The large telescopes that have come into being in the last thirty years or so are some of the engineering marvels of the world, with a precision untouched in few other disciplines. Large telescopes are not new. Extremely long ones were used in the 17th and 18th centuries, usually to use the centre of what lenses were available and to avoid chromatic aberration in refracting telescopes. The 19th century saw the rise of precision engineering and large refractors were built in a number of places, some of which are still around today. The biggest is the Yerkes Observatory 40 inch refractor, which still works. This is as large as you can take a refractor – glass is not entirely solid and lenses tend to sag and lose their accuracy, however they were ground in the first place.
All big telescopes are reflectors, often of classical designs such as Cassegrain or Gregorian, but the favoured conformation is Richey- Chretien, where careful design can eliminate many aberrations. The 200-inch telescope on Mount Palomar, commissioned just after World War 2, is supported on an equatorial mount, but the engineering involved is such that all subsequent larger telescopes are fork (or alt-az) mounted. In a sense the 200 inch was the last of an era, and a magnificent machine it is, still in use. Mirrors are now aluminised, not silvered, and the accuracy is often down to fractions of the wavelength of light.
I am going to use as my example the two Keck Telescopes on their mountain in Hawaii, 4000 metres
or so in elevation.
They are not new, but they illustrate most modern features, including the ability to be used together to create some interferometry. The main mirrors on the telescopes are 10 metres in diameter,
and instead of one piece of glass they are made of 36 segments joined together at the edges to create the desired curvature. In the case of Keck they are hyperbolic mirrors (when joined up).

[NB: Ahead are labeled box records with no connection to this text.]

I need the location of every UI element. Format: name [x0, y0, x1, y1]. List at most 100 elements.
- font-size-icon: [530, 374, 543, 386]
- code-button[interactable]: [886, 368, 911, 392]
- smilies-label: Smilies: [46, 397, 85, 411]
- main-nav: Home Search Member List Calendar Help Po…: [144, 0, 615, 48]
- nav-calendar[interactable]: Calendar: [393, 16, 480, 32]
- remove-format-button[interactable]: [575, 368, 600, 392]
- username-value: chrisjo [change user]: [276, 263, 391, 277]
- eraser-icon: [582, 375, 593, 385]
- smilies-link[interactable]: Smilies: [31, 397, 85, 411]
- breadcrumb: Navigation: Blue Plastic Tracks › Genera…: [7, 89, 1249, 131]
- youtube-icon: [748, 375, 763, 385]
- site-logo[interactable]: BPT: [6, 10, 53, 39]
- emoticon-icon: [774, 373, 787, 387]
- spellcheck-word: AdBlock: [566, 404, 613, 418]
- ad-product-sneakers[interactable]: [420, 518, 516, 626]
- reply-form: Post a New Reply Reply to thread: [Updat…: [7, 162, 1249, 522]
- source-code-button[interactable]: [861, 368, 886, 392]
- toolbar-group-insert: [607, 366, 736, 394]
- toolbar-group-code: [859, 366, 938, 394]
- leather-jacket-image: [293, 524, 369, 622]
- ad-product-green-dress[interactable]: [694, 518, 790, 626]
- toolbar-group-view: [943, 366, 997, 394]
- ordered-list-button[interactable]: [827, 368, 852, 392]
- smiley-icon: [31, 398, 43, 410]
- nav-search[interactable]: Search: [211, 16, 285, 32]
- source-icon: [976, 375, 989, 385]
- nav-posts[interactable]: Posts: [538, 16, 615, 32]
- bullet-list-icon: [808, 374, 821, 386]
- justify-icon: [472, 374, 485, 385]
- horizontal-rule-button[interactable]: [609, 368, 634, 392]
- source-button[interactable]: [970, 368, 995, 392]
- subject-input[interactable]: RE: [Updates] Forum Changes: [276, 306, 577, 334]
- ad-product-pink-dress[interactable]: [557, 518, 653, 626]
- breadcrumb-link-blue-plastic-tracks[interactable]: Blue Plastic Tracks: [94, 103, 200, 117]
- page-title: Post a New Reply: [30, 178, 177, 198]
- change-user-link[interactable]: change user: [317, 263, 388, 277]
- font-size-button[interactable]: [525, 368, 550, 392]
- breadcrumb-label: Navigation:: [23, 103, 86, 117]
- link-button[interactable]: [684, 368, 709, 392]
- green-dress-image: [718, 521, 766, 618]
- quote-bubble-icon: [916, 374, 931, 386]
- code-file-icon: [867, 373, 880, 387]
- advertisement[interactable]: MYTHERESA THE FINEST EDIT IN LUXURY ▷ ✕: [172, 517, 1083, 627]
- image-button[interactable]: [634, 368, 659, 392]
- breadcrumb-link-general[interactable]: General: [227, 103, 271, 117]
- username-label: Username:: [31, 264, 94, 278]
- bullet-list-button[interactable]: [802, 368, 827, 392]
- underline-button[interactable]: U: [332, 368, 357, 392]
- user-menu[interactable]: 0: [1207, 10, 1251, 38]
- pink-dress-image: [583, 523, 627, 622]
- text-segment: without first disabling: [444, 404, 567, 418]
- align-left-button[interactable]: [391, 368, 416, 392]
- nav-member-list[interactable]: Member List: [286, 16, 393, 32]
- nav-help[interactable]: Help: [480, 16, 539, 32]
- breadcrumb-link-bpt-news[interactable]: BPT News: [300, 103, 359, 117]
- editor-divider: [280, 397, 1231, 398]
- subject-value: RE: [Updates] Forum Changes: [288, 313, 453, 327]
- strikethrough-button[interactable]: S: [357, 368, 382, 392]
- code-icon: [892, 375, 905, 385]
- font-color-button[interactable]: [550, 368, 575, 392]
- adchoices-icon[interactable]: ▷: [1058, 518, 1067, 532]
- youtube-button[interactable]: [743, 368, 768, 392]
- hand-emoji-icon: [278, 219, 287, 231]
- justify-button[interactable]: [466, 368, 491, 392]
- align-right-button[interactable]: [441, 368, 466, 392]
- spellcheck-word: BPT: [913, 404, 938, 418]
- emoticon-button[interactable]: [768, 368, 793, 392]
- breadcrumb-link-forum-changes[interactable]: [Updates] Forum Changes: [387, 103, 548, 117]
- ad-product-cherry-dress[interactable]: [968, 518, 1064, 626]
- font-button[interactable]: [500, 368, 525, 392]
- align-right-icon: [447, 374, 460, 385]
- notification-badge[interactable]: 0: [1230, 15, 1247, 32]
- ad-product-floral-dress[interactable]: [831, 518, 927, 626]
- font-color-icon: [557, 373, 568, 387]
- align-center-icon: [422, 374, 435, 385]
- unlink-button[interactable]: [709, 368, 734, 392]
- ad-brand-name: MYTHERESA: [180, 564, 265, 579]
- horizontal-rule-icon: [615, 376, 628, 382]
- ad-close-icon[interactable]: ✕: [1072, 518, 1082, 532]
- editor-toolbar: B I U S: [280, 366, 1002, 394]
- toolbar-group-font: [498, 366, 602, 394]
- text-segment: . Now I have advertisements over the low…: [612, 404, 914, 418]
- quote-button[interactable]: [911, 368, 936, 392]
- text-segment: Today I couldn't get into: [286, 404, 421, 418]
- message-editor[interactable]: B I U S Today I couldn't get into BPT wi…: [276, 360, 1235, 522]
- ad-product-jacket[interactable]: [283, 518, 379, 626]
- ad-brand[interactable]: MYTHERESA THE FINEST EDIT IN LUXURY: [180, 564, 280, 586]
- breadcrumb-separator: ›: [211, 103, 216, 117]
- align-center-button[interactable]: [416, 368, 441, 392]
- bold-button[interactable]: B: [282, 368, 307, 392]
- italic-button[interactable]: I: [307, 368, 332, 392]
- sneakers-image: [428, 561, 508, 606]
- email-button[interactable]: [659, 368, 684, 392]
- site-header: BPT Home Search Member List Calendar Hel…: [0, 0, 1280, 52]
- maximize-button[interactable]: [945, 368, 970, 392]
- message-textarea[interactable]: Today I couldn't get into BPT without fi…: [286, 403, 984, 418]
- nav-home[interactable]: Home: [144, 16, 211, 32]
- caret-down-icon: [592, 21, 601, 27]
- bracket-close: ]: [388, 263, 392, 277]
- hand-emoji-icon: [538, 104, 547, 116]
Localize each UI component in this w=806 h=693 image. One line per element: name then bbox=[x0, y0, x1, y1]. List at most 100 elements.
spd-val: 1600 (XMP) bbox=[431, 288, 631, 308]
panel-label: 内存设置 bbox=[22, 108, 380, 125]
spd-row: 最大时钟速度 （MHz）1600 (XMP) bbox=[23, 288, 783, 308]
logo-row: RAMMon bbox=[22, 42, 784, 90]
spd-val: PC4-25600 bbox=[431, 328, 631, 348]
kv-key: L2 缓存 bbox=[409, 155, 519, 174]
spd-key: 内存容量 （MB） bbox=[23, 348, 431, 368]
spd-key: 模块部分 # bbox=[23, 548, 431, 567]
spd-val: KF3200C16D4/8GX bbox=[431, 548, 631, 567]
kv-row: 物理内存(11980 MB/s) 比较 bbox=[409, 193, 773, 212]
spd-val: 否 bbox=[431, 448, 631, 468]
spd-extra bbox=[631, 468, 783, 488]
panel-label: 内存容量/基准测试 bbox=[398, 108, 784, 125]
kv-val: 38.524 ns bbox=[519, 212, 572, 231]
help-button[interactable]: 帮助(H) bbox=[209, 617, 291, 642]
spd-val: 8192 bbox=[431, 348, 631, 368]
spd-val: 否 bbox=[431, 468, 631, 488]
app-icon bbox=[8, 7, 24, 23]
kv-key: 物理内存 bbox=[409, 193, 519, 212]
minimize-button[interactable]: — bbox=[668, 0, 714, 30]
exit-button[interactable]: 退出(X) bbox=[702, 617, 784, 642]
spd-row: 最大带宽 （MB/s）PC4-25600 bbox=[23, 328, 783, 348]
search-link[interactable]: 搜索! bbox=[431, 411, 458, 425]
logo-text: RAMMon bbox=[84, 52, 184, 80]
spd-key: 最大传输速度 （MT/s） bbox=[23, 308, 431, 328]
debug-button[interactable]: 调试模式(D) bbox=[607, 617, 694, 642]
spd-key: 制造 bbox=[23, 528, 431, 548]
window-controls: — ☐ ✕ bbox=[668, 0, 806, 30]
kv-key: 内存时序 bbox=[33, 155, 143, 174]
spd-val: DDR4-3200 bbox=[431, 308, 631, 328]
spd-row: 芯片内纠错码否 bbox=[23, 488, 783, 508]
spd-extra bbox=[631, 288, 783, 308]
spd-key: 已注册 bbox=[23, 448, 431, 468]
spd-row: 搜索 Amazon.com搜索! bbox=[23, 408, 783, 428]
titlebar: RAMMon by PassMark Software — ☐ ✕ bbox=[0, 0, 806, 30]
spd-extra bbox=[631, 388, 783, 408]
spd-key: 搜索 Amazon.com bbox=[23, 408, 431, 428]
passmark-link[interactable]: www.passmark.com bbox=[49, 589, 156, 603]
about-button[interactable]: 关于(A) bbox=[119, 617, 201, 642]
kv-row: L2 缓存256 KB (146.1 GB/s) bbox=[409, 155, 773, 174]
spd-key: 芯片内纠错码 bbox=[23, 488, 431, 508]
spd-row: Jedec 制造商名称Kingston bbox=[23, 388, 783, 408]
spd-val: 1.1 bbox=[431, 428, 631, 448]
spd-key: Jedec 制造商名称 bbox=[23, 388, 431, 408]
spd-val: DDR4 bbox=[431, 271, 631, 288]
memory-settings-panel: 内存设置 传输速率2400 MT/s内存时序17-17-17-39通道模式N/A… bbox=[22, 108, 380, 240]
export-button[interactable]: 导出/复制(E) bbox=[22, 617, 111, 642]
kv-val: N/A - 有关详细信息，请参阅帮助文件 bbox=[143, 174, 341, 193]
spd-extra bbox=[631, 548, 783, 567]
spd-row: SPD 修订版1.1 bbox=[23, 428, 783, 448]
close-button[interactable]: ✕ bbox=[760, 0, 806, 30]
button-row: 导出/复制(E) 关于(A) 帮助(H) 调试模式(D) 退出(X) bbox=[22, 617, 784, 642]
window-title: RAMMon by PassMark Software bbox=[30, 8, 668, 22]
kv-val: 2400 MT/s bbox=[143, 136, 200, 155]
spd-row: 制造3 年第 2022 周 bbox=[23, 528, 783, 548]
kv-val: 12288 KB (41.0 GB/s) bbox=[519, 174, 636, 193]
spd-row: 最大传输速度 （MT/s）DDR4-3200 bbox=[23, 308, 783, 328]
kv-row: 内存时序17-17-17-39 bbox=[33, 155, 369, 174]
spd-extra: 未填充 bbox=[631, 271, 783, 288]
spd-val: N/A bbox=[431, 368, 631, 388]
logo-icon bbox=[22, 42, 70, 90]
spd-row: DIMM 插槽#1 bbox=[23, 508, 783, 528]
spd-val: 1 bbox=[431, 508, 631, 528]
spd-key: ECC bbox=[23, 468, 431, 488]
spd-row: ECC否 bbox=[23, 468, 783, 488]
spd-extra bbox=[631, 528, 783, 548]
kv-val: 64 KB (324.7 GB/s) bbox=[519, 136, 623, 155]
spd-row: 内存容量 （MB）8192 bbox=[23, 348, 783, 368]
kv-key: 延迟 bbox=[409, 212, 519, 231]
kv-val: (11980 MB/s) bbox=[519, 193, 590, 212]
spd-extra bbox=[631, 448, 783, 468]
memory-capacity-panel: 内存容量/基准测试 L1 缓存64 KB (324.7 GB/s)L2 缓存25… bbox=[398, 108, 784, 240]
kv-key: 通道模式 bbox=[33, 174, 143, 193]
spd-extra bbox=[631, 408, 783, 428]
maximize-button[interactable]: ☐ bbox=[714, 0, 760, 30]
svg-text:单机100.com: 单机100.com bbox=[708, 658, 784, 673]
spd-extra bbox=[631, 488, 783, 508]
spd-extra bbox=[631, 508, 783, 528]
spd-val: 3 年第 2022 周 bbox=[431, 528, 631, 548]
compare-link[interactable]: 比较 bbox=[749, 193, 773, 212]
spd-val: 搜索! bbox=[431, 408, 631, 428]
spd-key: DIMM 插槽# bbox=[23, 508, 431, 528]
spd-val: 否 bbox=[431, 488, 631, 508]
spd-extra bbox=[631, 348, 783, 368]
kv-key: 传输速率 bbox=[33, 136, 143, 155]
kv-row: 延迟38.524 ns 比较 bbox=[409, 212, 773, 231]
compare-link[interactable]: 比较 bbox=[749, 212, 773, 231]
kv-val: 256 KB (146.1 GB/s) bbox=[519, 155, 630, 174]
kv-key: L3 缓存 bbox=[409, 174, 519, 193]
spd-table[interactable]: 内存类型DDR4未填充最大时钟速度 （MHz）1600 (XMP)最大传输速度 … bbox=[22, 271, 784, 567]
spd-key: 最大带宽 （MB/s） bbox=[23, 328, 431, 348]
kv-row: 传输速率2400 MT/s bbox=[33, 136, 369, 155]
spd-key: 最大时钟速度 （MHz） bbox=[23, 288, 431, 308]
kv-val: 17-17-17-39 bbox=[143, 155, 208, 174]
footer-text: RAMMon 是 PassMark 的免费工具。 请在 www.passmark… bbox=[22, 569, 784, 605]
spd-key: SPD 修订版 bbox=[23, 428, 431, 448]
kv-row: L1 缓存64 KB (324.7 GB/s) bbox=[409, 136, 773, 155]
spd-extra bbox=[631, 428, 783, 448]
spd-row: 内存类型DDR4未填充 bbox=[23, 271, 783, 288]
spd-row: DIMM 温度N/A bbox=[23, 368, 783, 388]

The mirrors are much thinner than on Mount Palomar and so special measures are needed to ensure that they retain their shape. (In parenthesis it is possible to cast and figure large thin mirrors but only on lab does it, in Arizona, and a number of these 8 metre mirrors are going to be put together to form an enormous machine that will come on stream in the next decade.)
To keep the mirrors in the correct shape a system of actuators is employed beneath the mirror bed. A constant set of readings are taken and fed into a computer which passes corrections to the activators. It is possible to keep the mirror correctly shaped to nanometre tolerances, and the activators work several times a second. This system is known as Active Optics, and it has been retro-fitted to many telescopes. This system solves one problem, that of distortion of shape, but it does not correct for the twinkling of light that comes as the light from the star interacts with the atmosphere of the earth. Without correction the resolution theoretically possible with a huge telescope would not be realised – the image is twinkling. Adaptive Optics is used to address the twinkling problem. By the use of a small rapidly tilting mirror (tip-tilt) and also small distortable lenses the degree of “twinkle” can be compensated for and a clean image obtained. Needless to say such a system relies on feedback loops administered by some serious computer power, and Adaptive Optics operate several thousand times a second! The results are nothing short of remarkable – images as good or better than Hubble can be obtained from earth, and resolutions measured in sub arc seconds. Such a system needs a bright star for activation, and in the usual absence of higher magnitude stars laser beams are employed.
All modern telescopes use such systems, and the Kecks are notable only in being among the first in the field and being very good instruments.
There are many problems associated with these telescopes, cost being one. The Kecks cost 192 million $; the latest European venture has been capped at 1.1 billion euros. They have to be set on mountains, often very remote – there is no point in putting such a machine in the middle of London. They have to be run at low temperature, so huge air- conditioners are installed. It is less of a problem with the very large aperture telescopes but some of the sky survey scopes produce so much data that storage is a problem. 1015 bytes of data per annum is not unusual, which will take decades to analyse. (Hence the advent of amateur data analysis, which has been successful)
The giant scopes are a tribute to the engineering skills of their manufacturers, but also to the ingenuity and creativeness of their designers.